Nous ne pouvons pronostiquer les rythmes et les étapes qui peuvent mener à un affrontement d'ensemble mais c’est dans ce cadre que nous devons penser nos tâches.

Tout dans ce contexte souligne le caractère erroné de la politique que mène depuis deux ans la majorité en recherche d’alliances avec LFI et aujourd’hui la Nupes qui tente de réveiller les fantômes d’une gauche plus gouvernementale que réformiste. Une politique dont il est urgent de tourner la page, d’autant qu’elle s’accompagne d’une volonté scissionniste, ostracisant les courants, tendances et fractions et qui nous a grandement affaiblis.

Inflation, menace de récession, guerre, crise écologique, la spécificité historique de la crise du capitalisme

Le capitalisme n'offre plus, à plus ou moins long terme, d'autre avenir possible à l'humanité qu'une régression sans fin sur une planète asphyxiée ou sa propre destruction. Dire cela n'est pas une anticipation catastrophiste mais le prolongement de l'évolution engagée. Depuis la grande dépression de 2008-2009 jusqu’à la guerre en Ukraine, l'inflation mondialisée, la crise de l'énergie, l'emballement du réchauffement climatique en passant par la pandémie du Covid, le système est entré dans une phase aiguë d'une maladie chronique qui atteint son moteur même, l’accumulation du capital.

Devenu pléthorique, le capital étouffe sous son propre poids, ne trouvant plus les moyens de satisfaire sa boulimie de profits. L'exploitation du travail humain ne produit plus assez de plus-value au regard des investissements qu'elle exige, le marché se rétrécit tandis que la masse de capitaux explose à travers l'intervention des États et des banques centrales. Pour sauver le système de la faillite, ils subventionnent les profits, opérant ainsi un gigantesque transfert de richesses. Ces capitaux ne trouvent plus assez d'opportunités d'investissements dans la production capables de satisfaire leurs appétits sans limite et n'ont d'autre issue que d'accentuer l'exploitation du travail humain et de la nature, une économie prédatrice et destructrice. Les gains de productivité ne répondent plus aux besoins du capital qui n'a d'autre choix que d’extorquer toujours plus de plus-value absolue par la surexploitation, la violence, le pillage, une concurrence généralisée et la guerre.
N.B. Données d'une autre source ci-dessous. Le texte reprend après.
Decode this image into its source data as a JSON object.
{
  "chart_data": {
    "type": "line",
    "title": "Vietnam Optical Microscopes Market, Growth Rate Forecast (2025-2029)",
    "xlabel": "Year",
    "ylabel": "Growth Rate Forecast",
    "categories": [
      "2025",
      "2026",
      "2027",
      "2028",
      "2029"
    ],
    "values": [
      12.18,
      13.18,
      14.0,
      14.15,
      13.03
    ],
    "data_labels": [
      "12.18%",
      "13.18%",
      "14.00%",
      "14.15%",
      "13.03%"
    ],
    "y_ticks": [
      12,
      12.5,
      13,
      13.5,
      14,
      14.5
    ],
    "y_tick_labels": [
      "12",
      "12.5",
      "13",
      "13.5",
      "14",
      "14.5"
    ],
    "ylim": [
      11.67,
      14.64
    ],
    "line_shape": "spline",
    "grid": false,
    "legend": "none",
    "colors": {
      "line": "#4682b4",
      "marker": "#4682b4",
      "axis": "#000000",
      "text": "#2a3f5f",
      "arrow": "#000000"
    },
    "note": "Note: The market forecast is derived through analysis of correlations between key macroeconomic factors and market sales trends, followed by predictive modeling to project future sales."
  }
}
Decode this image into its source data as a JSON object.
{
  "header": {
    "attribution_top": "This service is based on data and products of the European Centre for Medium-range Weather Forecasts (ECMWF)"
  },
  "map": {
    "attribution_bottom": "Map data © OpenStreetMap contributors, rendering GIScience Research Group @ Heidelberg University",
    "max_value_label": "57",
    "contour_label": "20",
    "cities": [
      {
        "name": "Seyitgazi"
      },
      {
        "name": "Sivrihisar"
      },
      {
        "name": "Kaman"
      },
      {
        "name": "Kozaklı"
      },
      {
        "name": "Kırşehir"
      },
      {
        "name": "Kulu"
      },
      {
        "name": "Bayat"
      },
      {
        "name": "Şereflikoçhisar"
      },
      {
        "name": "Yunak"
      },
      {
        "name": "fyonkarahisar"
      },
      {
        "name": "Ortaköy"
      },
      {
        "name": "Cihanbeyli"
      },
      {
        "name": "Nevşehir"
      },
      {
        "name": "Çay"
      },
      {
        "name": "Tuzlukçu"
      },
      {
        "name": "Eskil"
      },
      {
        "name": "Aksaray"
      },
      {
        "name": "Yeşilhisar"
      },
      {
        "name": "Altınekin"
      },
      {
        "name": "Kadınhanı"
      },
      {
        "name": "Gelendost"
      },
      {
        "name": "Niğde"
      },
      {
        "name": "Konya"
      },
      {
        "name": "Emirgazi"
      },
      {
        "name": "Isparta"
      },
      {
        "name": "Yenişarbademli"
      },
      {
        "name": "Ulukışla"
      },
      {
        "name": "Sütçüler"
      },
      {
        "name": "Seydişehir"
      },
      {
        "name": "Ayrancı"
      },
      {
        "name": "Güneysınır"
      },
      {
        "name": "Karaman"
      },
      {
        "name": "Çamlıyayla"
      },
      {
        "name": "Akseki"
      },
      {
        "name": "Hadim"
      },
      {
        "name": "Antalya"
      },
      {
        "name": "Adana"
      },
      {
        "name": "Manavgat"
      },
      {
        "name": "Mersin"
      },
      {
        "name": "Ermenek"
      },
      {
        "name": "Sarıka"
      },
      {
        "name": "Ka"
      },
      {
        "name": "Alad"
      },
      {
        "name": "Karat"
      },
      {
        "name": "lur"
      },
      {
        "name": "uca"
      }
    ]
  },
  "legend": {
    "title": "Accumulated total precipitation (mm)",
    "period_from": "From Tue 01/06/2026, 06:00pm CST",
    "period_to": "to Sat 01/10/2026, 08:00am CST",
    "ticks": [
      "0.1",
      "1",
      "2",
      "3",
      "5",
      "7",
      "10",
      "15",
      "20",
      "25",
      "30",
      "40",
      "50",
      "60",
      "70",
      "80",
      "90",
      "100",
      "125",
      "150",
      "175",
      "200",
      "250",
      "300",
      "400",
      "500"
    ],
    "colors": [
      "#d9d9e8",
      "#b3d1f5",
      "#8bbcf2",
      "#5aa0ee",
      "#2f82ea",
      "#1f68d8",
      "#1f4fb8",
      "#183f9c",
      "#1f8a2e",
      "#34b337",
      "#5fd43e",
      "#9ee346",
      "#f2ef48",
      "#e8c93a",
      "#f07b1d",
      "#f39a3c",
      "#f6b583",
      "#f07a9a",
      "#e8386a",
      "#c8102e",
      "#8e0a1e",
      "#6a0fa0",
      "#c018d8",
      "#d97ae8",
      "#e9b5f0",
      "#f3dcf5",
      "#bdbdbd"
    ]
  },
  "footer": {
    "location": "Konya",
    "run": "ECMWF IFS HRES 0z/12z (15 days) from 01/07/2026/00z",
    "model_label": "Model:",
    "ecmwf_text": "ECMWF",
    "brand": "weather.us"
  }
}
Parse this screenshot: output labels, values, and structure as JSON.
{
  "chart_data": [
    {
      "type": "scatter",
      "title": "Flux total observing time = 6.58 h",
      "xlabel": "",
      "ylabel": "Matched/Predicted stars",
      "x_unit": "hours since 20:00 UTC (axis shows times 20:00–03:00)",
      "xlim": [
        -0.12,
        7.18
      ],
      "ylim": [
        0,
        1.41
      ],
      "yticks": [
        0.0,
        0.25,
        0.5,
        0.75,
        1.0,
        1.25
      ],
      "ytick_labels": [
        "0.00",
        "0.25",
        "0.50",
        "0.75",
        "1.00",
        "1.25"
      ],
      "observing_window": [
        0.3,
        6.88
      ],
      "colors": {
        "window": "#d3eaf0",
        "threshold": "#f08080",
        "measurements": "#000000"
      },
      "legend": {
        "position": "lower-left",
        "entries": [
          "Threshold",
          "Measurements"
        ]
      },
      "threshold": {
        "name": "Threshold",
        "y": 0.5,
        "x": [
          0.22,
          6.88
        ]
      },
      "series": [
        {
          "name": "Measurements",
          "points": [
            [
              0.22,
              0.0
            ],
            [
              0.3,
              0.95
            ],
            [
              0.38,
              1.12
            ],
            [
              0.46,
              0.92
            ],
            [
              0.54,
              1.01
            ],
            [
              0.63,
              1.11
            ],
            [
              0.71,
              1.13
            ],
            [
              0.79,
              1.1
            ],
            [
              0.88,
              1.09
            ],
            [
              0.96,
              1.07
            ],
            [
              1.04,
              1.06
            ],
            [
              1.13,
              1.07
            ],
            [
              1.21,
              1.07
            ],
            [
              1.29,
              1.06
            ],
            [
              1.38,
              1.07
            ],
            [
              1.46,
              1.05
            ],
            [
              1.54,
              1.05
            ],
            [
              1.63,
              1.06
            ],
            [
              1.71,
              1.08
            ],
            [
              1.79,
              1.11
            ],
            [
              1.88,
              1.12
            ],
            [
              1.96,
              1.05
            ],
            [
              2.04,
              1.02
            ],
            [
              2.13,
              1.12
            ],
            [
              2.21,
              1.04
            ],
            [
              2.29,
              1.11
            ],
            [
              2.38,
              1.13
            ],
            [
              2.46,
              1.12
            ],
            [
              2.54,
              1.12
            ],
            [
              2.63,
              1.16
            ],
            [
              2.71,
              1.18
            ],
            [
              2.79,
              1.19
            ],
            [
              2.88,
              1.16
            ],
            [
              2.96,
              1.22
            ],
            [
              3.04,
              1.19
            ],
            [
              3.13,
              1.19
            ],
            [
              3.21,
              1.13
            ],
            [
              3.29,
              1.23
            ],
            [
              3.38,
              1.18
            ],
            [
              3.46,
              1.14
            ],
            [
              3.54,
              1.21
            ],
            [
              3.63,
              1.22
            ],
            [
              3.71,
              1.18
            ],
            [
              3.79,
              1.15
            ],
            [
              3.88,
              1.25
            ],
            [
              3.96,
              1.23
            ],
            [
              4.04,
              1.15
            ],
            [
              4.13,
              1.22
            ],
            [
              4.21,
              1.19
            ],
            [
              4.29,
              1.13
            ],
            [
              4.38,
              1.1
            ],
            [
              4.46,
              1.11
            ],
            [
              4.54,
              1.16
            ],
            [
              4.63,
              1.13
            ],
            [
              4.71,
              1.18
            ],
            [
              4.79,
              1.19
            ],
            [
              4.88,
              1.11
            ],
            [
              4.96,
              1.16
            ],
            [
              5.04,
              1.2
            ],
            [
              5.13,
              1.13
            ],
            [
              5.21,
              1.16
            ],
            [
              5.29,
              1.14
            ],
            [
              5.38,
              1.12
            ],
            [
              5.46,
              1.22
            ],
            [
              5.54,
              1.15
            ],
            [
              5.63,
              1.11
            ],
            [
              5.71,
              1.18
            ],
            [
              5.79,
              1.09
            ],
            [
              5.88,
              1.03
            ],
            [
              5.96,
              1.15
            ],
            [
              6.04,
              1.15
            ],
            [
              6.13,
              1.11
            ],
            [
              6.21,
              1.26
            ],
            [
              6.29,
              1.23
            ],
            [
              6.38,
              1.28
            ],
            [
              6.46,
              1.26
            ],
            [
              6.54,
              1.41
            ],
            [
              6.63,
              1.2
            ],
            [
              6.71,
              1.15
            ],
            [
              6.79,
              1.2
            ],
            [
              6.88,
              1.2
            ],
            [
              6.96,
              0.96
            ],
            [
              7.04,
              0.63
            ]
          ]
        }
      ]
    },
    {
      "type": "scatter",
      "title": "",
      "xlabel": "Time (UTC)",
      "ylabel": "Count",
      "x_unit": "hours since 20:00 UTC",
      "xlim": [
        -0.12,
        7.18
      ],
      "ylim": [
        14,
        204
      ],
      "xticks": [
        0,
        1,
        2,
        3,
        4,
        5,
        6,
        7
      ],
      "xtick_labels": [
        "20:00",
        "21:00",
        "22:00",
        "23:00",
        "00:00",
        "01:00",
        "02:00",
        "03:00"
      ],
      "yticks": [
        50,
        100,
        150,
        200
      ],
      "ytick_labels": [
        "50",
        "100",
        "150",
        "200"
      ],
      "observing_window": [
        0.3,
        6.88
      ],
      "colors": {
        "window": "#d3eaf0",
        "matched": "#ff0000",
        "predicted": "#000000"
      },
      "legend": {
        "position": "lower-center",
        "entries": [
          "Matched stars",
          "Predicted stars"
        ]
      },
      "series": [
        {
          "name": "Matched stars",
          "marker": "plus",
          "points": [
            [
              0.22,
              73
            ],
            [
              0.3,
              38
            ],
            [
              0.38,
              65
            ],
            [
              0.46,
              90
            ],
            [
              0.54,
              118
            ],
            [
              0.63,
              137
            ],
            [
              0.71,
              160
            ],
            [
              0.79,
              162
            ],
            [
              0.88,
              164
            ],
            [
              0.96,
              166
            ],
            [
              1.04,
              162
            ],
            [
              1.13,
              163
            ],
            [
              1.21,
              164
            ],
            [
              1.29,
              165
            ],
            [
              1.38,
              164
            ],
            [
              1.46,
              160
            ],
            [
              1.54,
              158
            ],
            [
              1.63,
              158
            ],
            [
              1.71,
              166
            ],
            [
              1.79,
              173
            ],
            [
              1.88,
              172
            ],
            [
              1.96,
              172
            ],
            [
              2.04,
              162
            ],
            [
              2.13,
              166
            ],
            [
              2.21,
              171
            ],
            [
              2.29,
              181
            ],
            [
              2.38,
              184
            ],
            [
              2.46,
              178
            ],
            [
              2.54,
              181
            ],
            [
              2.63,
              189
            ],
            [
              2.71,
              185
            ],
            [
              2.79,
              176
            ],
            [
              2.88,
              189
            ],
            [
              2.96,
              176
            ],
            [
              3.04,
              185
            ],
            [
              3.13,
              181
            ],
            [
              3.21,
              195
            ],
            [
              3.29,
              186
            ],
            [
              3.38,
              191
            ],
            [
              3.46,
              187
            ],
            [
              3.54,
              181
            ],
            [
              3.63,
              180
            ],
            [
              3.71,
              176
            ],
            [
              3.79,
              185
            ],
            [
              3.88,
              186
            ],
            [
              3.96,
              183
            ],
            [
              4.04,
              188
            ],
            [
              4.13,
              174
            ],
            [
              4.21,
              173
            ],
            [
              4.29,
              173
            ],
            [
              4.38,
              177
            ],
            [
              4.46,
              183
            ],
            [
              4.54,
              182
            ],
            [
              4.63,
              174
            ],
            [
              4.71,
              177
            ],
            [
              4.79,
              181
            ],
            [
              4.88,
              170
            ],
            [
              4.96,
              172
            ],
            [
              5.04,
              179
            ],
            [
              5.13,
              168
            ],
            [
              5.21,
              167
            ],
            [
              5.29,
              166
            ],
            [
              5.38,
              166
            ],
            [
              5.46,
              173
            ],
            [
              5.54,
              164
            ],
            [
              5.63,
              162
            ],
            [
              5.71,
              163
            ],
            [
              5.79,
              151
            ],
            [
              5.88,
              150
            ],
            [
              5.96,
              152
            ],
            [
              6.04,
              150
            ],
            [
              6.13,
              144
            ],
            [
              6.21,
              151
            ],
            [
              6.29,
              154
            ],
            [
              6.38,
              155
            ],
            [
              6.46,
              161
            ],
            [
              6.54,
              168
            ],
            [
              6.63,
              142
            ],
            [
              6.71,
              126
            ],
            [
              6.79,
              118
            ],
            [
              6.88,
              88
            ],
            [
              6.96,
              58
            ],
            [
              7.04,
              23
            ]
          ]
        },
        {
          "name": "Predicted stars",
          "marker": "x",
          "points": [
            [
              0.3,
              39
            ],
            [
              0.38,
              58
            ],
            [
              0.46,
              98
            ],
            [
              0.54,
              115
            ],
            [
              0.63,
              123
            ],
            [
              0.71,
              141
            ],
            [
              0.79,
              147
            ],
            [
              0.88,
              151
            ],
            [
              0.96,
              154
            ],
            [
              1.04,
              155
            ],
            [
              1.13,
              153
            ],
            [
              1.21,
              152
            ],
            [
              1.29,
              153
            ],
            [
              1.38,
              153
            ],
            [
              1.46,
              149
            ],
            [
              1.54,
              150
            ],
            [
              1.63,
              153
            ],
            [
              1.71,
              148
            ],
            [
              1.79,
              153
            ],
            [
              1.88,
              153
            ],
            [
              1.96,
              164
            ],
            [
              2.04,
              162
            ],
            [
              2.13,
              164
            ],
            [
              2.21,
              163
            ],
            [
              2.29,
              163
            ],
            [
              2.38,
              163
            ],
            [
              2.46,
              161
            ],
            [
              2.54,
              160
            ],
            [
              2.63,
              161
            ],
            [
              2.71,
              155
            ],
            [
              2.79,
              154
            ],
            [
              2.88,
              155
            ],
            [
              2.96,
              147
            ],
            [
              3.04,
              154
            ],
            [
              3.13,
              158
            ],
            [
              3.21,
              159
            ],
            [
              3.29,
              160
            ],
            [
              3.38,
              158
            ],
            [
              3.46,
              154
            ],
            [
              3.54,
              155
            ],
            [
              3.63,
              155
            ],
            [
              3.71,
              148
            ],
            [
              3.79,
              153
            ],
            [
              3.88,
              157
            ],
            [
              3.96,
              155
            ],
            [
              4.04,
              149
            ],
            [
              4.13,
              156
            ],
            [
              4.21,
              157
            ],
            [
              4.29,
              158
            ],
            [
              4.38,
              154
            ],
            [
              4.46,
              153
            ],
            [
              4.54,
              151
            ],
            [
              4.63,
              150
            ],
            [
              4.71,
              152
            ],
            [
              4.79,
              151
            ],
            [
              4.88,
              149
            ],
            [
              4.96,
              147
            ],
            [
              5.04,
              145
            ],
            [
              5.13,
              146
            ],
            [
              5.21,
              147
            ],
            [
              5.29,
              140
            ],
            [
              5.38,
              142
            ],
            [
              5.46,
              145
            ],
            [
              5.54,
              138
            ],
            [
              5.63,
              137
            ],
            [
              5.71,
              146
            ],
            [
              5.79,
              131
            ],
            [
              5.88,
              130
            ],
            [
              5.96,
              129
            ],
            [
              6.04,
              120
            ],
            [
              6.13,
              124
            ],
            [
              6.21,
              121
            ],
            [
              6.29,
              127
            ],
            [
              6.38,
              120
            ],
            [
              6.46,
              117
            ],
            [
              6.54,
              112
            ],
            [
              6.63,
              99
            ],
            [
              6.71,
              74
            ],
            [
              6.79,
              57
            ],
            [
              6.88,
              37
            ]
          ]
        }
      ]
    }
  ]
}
L’ère de l'impérialisme décrite par Lénine il y a plus de cent ans est révolue. Le capitalisme n'est plus en mesure aujourd'hui de répondre à sa crise d'accumulation, de valorisation et de reproduction du capital par une politique d'expansion géographique, de conquête militaire de nouveaux territoires et de nouveaux marchés. Il a généralisé le marché et la concurrence à l'échelle de la planète, il est à bout de souffle, de plus en plus parasitaire et prédateur, destructeur.

Les réponses des dirigeants économiques ou politiques sont soumises aux impératifs à courte vue de la sauvegarde du système, des intérêts des classes dominantes et de leur propre pouvoir face à un mécontentement croissant des classes populaires. Elles ne peuvent qu’aggraver la situation de façon accélérée. Leur système est hors contrôle.

Tracer la perspective révolutionnaire

Le capitalisme a développé et renforcé le prolétariat comme jamais à l’échelle internationale tant sur le plan numérique, de ses liens et de sa coopération que sur le plan de ses capacités à l’auto-organisation, à utiliser toutes les possibilités qu’offrent les nouvelles technologies.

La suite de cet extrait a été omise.